Last week was filled with Chris Christie fat jokes. This week, Sen. Scott Brown was the target of Senate candidate Elizabeth Warren's joke about Brown's nude photos from college.
Brown posed for the pictures to help pay for his schooling, but during the Massachusetts Senate debate earlier this week, the moderator reminded everyone of the issue, and asked Warren what she had done to pay for college. She joked, "I kept my clothes on." Yesterday when Brown was asked about the remark, he responded, "Thank God." When Warren made the joke, no one cared. When Brown joked back, he was called a sexist.
Despite far more sexist jokes at the expense of conservative women from liberals, Brown's rebuttal to Warren has been the only cause for concern.
"Sen. Brown's comments are the kind of thing you would expect to hear in a frat house, not a race for US Senate," Clare Kelly, executive director of the Massachusetts Democratic Party, said in a widely-reported statement. "Scott Brown's comments send a terrible message that even accomplished women who are held in the highest esteem can be laughingly dismissed based on their looks."
A minority of the media reject at sexism against conservative women, though. MSNBC's Ed Schultz called Laura Ingraham a "right-wing slut" and a "talk slut." Bill Maher said Ann Coulter and Ingraham were only invited on his show as his "foils." WaPo columnist Colby King called Michele Bachmann, "Barbie with fangs." Doonesbury made sexist breast jokes about Sarah Palin and Bachmann.
In this double standard of politics, it is fine for a liberal, in this case, Warren, to make a joke at the expense of a conservative's appearance, in this case, Brown's looks in college, but when the conservative fights back, it is reason for outrage.
Despite very rarely, and then only half-heartedly, defending remarks made against conservative women, according to Politico, a number of feminist groups are infuriated by Brown's two-word utterance against Warren.
“This is the kind of sexist misogynistic attack that we have very sadly come to expect from politicians whenever there is a strong woman who is capable and really dedicated to the betterment of all the people,” Terry O’Neill, president of National Organization for Women, told POLITICO. […]
“Scott Brown’s comments are insensitive at best, offensive at worst, and just show the only thing he really cares about is Scott Brown,” [EMILY's List deputy communication director Jess] McIntosh said. “Whether he resigns or gets voted out of office in November, Massachusetts women deserve better than Scott Brown, and they have an excellent candidate in Elizabeth Warren.”
As explained at Ace, "If Warren were a guy who looked like Ted Kennedy and Brown said the same thing no one would care." After a week of Christie fat jokes, Christie responded, "It's not a newsflash to me that I'm overweight." Personal attacks are just part of political campaigns today.

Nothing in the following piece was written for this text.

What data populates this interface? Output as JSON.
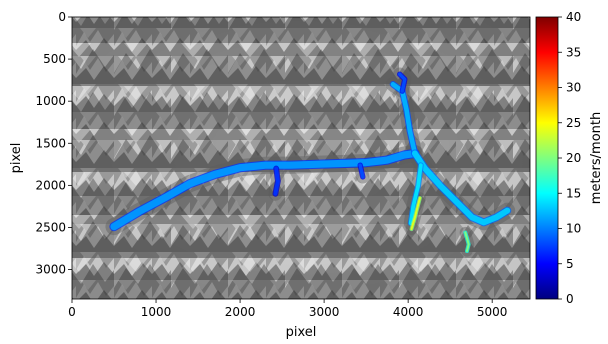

There are always negative attacks and jokes that cross the line in campaigns, but if one side is going to be making them, then the other side should be able to make them too, and not be treated differently for it. A set of rules that only applies when off-color remarks are made by conservatives about liberal women is not exemplary of equal treatment. Jim Barnett, Brown's campaign manager, wrote in an email to Politico, "It’s elitist of Professor Warren to look down at the decisions Scott Brown made to put himself through college and rise above the circumstances of his life. Scott has fought and scraped for everything he’s got."